The oil and stock markets were upended on Thursday after President Donald Trump's fiery speech reignited fears of a prolonged war with Iran.
Oil prices soared as traders weighed the potential for continued supply disruptions, despite earlier expectations that the president would signal that the war was winding down in his primetime address.
Brent crude, the international benchmark, rose more than 8% to trade around $109 a barrel, up 81% for the year. May contracts for West Texas Intermediate crude jumped more than 10% to trade at around $110 a barrel, up 92% since January.
European diesel futures rose 10% to around $1,500 a ton, or more than $200 a barrel, their highest level since 2002. European natural gas futures gained around 3%.
All three benchmark indexes tumbled lower in the early morning, reversing some of their gains from Wednesday as investors grew more hopeful about an end to the Iran war. The Dow dropped as much as 700 points, while the tech-heavy Nasdaq 100 tumbled as much as 2%.
Here's where US indexes stood shortly after the 9:30 a.m. opening bell on Thursday:
- S&P 500: 6,489.55, down 1.3%
- Dow Jones Industrial Average: 45,967.19, down 1.3% (599 points)
- Nasdaq composite: 21,472.38, down 1.7%
Treasury yields, meanwhile, moved higher as investors continued to brace for hotter inflation. The benchmark 10-year US Treasury yield ticked up 3 basis points to 4.35%.
The conflict between Iran and the US and Israel has sent shockwaves through markets in recent weeks because it has effectively closed the Strait of Hormuz, through which about 20% of the world's oil and liquefied natural gas (LNG) flows. The conflict has also damaged energy infrastructure and forced production facilities, further choking supply and pushing prices even higher.
The fear percolating through markets is that higher oil prices will stoke price growth, burdening US consumers at a time when growth was already slowing.
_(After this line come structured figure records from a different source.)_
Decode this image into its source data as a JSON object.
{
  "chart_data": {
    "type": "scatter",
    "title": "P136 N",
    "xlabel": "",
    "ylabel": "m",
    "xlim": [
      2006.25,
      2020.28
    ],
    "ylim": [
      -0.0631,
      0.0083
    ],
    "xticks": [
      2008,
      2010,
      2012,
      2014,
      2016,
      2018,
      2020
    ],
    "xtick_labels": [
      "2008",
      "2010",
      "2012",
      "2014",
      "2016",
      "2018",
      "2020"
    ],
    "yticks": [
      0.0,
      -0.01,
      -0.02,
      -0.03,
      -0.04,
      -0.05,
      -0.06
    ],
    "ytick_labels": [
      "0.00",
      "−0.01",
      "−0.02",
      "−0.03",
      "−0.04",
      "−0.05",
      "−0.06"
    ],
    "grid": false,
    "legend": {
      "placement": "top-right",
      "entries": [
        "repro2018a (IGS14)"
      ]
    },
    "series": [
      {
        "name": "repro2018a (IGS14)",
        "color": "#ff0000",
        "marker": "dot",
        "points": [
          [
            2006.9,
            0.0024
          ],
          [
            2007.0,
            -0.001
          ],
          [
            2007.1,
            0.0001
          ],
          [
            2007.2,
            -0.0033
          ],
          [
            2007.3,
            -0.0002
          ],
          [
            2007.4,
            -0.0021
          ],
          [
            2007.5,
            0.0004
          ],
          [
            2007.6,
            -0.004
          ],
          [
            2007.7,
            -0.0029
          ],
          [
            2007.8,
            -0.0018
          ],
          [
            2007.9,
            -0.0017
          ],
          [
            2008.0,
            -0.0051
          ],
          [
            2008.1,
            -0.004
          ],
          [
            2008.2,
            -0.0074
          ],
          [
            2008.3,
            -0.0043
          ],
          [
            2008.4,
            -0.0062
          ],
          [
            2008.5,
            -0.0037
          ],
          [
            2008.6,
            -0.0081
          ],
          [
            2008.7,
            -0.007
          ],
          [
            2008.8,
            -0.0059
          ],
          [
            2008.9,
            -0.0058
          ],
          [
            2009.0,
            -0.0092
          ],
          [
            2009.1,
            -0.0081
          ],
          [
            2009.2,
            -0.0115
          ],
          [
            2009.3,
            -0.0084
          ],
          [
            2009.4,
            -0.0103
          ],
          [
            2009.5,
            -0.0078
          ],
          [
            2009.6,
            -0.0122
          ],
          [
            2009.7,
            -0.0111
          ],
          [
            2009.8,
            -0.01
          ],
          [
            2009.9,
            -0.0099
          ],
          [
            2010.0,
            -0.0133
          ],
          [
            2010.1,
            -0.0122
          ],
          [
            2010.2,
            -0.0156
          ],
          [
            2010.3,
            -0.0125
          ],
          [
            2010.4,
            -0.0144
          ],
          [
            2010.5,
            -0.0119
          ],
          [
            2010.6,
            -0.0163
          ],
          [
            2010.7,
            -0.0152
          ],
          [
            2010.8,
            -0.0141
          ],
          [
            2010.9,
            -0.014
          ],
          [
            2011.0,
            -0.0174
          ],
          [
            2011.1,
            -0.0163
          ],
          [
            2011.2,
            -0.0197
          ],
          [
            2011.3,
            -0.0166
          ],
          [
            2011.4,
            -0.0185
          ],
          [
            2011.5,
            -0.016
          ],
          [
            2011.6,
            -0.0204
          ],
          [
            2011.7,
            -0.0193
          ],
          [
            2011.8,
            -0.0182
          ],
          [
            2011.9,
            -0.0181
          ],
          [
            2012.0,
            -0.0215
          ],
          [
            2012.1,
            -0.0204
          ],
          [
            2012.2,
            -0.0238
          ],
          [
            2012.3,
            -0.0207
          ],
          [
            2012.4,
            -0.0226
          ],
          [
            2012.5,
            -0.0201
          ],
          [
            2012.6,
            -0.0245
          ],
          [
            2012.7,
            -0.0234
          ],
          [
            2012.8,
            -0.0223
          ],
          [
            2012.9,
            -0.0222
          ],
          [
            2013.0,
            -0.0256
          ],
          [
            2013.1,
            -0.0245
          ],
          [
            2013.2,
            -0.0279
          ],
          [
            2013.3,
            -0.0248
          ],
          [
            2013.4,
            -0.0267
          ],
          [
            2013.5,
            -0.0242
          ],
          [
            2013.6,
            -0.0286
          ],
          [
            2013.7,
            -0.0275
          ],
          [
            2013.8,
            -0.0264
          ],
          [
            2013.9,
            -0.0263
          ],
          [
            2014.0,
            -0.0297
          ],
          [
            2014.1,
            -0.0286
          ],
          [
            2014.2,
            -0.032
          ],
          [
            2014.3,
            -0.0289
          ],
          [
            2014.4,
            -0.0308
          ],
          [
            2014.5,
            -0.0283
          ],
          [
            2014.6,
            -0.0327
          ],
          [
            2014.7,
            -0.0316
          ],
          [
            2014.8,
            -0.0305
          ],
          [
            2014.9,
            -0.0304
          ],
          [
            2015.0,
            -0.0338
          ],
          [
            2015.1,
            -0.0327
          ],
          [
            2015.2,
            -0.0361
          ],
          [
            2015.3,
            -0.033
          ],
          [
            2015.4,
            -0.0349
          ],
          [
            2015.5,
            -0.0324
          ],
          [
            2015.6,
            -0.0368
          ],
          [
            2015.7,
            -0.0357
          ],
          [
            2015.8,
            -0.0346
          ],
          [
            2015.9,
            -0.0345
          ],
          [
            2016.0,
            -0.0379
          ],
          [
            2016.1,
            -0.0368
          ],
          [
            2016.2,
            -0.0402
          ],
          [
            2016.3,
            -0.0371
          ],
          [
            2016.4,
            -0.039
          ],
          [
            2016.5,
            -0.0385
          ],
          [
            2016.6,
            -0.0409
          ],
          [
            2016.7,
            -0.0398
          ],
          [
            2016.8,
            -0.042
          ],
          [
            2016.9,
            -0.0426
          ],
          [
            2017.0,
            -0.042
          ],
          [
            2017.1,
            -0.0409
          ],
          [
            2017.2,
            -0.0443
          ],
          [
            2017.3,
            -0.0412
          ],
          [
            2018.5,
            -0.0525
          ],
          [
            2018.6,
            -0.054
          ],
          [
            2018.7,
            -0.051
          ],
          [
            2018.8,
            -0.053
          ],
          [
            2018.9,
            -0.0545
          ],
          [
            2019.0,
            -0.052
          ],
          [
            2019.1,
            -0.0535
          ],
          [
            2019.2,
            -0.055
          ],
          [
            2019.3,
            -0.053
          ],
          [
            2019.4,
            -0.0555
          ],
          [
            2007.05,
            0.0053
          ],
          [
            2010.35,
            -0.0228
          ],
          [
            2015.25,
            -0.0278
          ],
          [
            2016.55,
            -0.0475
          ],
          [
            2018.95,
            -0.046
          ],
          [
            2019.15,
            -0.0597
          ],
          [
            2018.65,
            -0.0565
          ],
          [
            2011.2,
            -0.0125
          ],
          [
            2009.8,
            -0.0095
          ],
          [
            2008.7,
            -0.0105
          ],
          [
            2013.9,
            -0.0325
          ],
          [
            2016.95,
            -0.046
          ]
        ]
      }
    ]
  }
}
The hope was that Trump would provide an off-ramp to those worries and suggest that the hostilities were ending soon.
The president instead said the US was "on track to complete all of America's military objectives," but added that "we are going to hit them extremely hard over the next two to three weeks."
"We don't have to be there. We don't need their oil. We don't need anything they have, but we're there to help our allies," Trump said.
"We're going to bring them back to the Stone Ages where they belong," he added.
'Much more hawkish' than expected
Trump's comments were "much more hawkish" than what markets had been expecting over the past two days, wrote Dan Pickering, the chief investment officer at Pickering Energy Partners, on X.
"Markets returned to previous settings last night," John Canavan, a lead analyst at Oxford Economics, wrote in a note. "Without a clear path to the end of the war, the improvement seen in markets over the past few sessions was quickly reversed."
Technical strategists at Piper Sandler suggested further downside was on the way, and advised investors to use further bounces to "reduce risk, raise cash, and rotate" into stronger areas of the market.
Still, some analysts said the outlook may not be as negative as the market's knee-jerk reaction suggested.
"President Trump's address anchors expectations toward a relatively rapid de-escalation, with a stated timeline of weeks rather than months," Claudio Galimberti, the chief economist at Rystad Energy, wrote in a note.
However, any reopening of flows through the Strait of Hormuz is not guaranteed and would depend on security assurances, insurance coverage, and restored operational confidence, he cautioned.
"Until there is greater clarity on the path to de-escalation, markets are likely to remain highly volatile," Galimberti wrote.